The booth is crowded today - as many as 20 people ranging from the mix engineer, to the director of the film, to the orchestrator, to the music editor, who will make a note of the takes to use. As the orchestra strikes up in front of a big screen showing the movie, Tripi is concentrating intently on the printed score in front of him. Does the tone fit? Does he need to add a little more bottom end or a little less high section? Are they blending correctly with the electronic music and pre-records?

“Sometimes what it’s really about,” says Tripi, “is just listening to the whole execution of it. When you hear live people playing it, it takes on a whole different life of its own and you pick up ideas to enhance it. Sometimes you’ll hear a wrong note and it will probably stick out, but usually it’s more a matter of a misprint on the page than the person playing the wrong note.

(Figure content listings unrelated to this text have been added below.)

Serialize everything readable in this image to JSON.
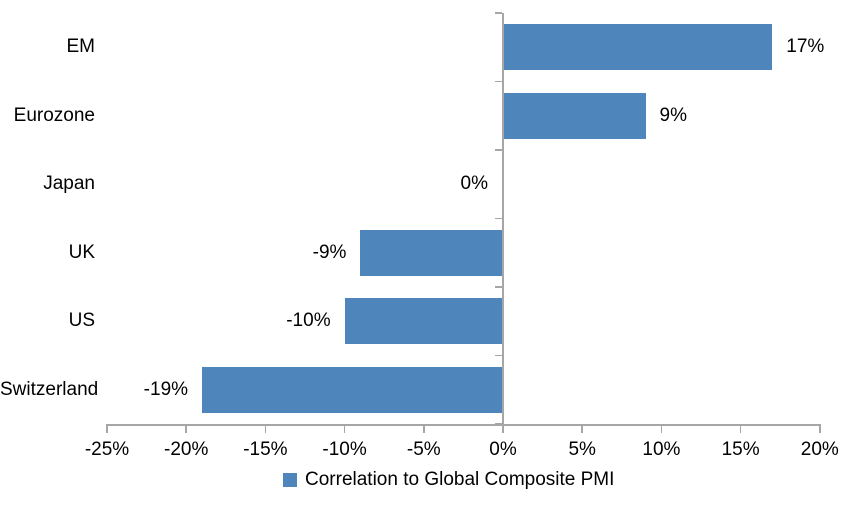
{
  "chart_data": {
    "type": "bar",
    "orientation": "horizontal",
    "title": "",
    "categories": [
      "EM",
      "Eurozone",
      "Japan",
      "UK",
      "US",
      "Switzerland"
    ],
    "values": [
      17,
      9,
      0,
      -9,
      -10,
      -19
    ],
    "value_labels": [
      "17%",
      "9%",
      "0%",
      "-9%",
      "-10%",
      "-19%"
    ],
    "series": [
      {
        "name": "Correlation to Global Composite PMI",
        "values": [
          17,
          9,
          0,
          -9,
          -10,
          -19
        ]
      }
    ],
    "x_axis": {
      "min": -25,
      "max": 20,
      "tick_step": 5,
      "ticks": [
        -25,
        -20,
        -15,
        -10,
        -5,
        0,
        5,
        10,
        15,
        20
      ],
      "tick_labels": [
        "-25%",
        "-20%",
        "-15%",
        "-10%",
        "-5%",
        "0%",
        "5%",
        "10%",
        "15%",
        "20%"
      ]
    },
    "legend": {
      "label": "Correlation to Global Composite PMI",
      "position": "bottom",
      "swatch_icon": "legend-swatch-square"
    },
    "grid": false,
    "colors": {
      "bar": "#4E86BC",
      "axis": "#A6A6A6",
      "text": "#000000",
      "background": "#FFFFFF"
    }
  }
}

And the musicians’ sight-reading is impeccable so they’ll play the right notes even if they’re wrong! ”

Is the movie’s director present during the recording process?

“Occasionally, but I’d say it’s more their own interest in the project than feeling they need to contribute something.

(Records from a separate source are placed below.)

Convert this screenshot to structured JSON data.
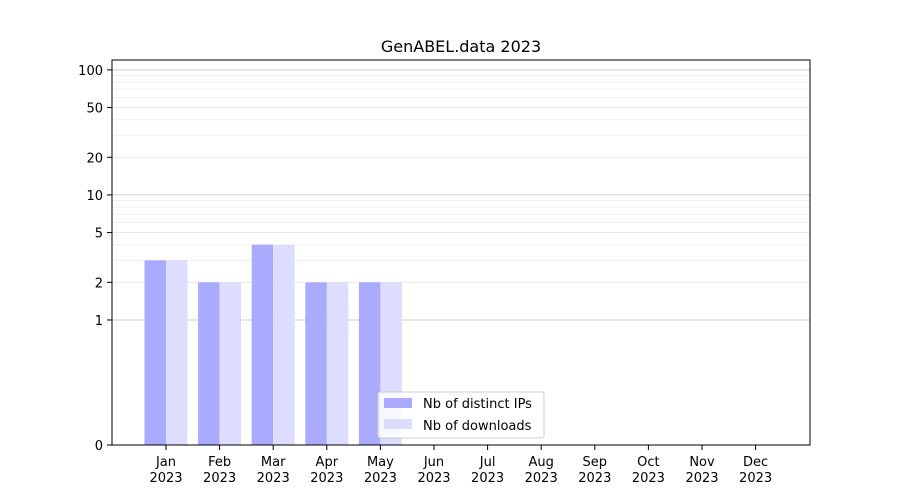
{
  "chart_data": {
    "type": "bar",
    "title": "GenABEL.data 2023",
    "xlabel": "",
    "ylabel": "",
    "y_scale": "symlog",
    "ylim": [
      0,
      120
    ],
    "y_ticks": [
      0,
      1,
      2,
      5,
      10,
      20,
      50,
      100
    ],
    "y_tick_labels": [
      "0",
      "1",
      "2",
      "5",
      "10",
      "20",
      "50",
      "100"
    ],
    "grid": true,
    "legend_position": "bottom-center",
    "categories": [
      {
        "month": "Jan",
        "year": "2023"
      },
      {
        "month": "Feb",
        "year": "2023"
      },
      {
        "month": "Mar",
        "year": "2023"
      },
      {
        "month": "Apr",
        "year": "2023"
      },
      {
        "month": "May",
        "year": "2023"
      },
      {
        "month": "Jun",
        "year": "2023"
      },
      {
        "month": "Jul",
        "year": "2023"
      },
      {
        "month": "Aug",
        "year": "2023"
      },
      {
        "month": "Sep",
        "year": "2023"
      },
      {
        "month": "Oct",
        "year": "2023"
      },
      {
        "month": "Nov",
        "year": "2023"
      },
      {
        "month": "Dec",
        "year": "2023"
      }
    ],
    "series": [
      {
        "name": "Nb of distinct IPs",
        "color": "#aaaaff",
        "values": [
          3,
          2,
          4,
          2,
          2,
          0,
          0,
          0,
          0,
          0,
          0,
          0
        ]
      },
      {
        "name": "Nb of downloads",
        "color": "#ddddff",
        "values": [
          3,
          2,
          4,
          2,
          2,
          0,
          0,
          0,
          0,
          0,
          0,
          0
        ]
      }
    ]
  }
}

“I think a lot of directors find it exciting to do it. A lot of times you work on a movie as a director and you’ll spend a year, maybe multiple years, getting to the point where it’s almost finished and recording the orchestra is one of the last stages of the entire film. A lot of them find it very exciting to be reinvigorated by the whole process and see that the film is close to completion.”

Since recorded sound first appeared in movies in 1927, technology has continued to affect the score production process in different ways. Recently, it has become popular to record European orchestras and this has opened up possibilities for those who wouldn’t usually be able to afford an orchestra on their score. The string section of Tripi’s score for Dark Places, for instance, was recorded in Macedonia which he monitored over Skype: “We could talk to the conductor and he would translate for the orchestra any comments I had and I would just stream the audio into my studio.

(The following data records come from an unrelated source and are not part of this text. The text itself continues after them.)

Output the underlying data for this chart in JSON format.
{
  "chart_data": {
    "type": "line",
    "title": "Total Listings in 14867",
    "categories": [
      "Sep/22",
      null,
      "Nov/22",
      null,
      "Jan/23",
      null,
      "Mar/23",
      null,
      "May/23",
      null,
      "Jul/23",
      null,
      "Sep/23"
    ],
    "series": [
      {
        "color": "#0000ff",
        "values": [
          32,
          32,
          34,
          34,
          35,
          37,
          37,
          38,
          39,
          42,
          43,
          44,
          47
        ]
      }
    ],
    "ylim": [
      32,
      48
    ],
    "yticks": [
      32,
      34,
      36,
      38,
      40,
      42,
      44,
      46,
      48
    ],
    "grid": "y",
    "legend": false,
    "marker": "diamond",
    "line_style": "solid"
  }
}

“Granted it was evening there and it was 6am here, but it was great because, by the time they finished, it was uploaded and downloaded over here and mixed by my mixing engineer and put into the movie 24 hours later.”

Despite all the advances in software samplers and synthesisers, having an orchestra in your laptop, so to speak, is still no substitute for the real thing, but it does allow the composer to provide a preview of what it will sound like before they record. In the past, the composer would simply play it on a piano and ask you to imagine an orchestra.

The influence of technology is shown also in the number of electronic artists producing film scores in recent years, perhaps most notably Daft Punk’s work on Tron Legacy. The scope such crossovers provide excites Tripi immensely: “Jazz can be fused into it, folk can be fused into it. And vice-versa you can take classical orchestra music and fuse into electronic music, and really that’s something that interests me a lot. It’s not just electronic music being fused into an orchestra, it’s an orchestra being mixed into electronic stuff.

“So that cross pollination of musical styles is something that really catches my ear.”

These days video games are becoming closer to films, hiring actors, scriptwriters and, of course, music composers which series such as Grand Theft Auto have taken to the extreme using a whole troop of famous musicians. So how does scoring a game compare to a Hollywood movie?

“It is quite different”, says Tripi, who has worked on Eat Sleep Play’s Twisted Metal and Ubisoft’s Far Cry 4.

“Often when you work on these bigger games they have big music teams working with them and you’ll supply tracks to them broken out into stems where you’ll take the whole track and break it up into individual components.

“They can reassemble it and have the track as I wrote it, or they can cut it up and extend maybe a five minute track into a 15-minute track, and they can collaborate with you to make this big game environment happen where you’ve got this piece of music that’s constantly evolving and reacting to the environment as you’re playing through this scene in a game.”

Tripi also looks forward to a world in which Virtual Reality can remove the mouse from the composer’s set up as well as composing for VR games: “I would love to try it. There’s an aspect to it that would certainly lend itself to surround-sound composing.”